I popped into M&S the other day and noticed a piece of POS encouraging women to ‘Drop a Dress Size’ in their new range. The body copy explained that you should buy the dress in your usual size and its cut and support would make you appear a dress size smaller.
M&S have quite clearly run with the dual insight that ‘women want to look thinner’ and ‘women want to fit into a smaller dress size’ and tried to kill two birds with one stone.
But I bet they won’t make a song and dance about their biggest marketing advantage of all – their women’s clothes are all a size bigger than the label states. I’m a size 10/12 everywhere on the high street except M&S, where I comfortably fit into their size 8. And for many women I’m sure there’s a certain satisfaction and feel-good buzz in fitting into a size smaller than usual.

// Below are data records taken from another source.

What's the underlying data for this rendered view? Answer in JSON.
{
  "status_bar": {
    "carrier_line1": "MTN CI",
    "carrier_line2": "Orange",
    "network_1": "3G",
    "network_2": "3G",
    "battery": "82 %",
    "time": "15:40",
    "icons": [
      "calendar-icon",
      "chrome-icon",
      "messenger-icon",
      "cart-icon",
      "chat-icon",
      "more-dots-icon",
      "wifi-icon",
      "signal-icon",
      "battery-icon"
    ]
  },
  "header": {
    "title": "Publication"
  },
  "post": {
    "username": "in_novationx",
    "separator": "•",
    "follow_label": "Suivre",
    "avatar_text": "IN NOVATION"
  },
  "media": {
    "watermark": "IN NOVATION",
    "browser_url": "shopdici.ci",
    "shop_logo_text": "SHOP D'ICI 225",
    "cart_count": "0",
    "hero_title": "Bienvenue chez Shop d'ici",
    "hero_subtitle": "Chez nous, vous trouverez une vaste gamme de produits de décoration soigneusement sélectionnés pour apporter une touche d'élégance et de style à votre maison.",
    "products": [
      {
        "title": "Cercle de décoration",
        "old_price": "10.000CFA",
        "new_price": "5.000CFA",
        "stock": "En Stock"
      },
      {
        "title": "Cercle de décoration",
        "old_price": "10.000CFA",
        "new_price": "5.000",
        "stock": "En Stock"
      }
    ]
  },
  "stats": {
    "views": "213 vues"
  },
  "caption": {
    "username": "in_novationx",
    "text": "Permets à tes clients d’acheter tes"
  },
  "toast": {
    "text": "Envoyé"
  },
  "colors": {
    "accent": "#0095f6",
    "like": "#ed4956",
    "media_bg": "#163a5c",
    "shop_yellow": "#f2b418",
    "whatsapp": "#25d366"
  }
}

I’d love to know whether this has been a happy side effect of tweaking their standard cut for a more apple shaped customer (for the benefit of my male readers I mean women who are thicker in the middle rather than the traditional hourglass shape), cutting more generously because their core customer wants a loser fit – or a calculated attempt to appeal to women who want to feel thinner and therefore better about themselves.
This false sizing simply serves to annoy me as there never seems to be any size 8s in stock, but I suspect there are a lot of women out there making the store their first port of call so they can stay (or drop to) that all important happy dress size number.
I love this! It gives the big girl a chance to finally tell someone she wears a dress size smaller without lying.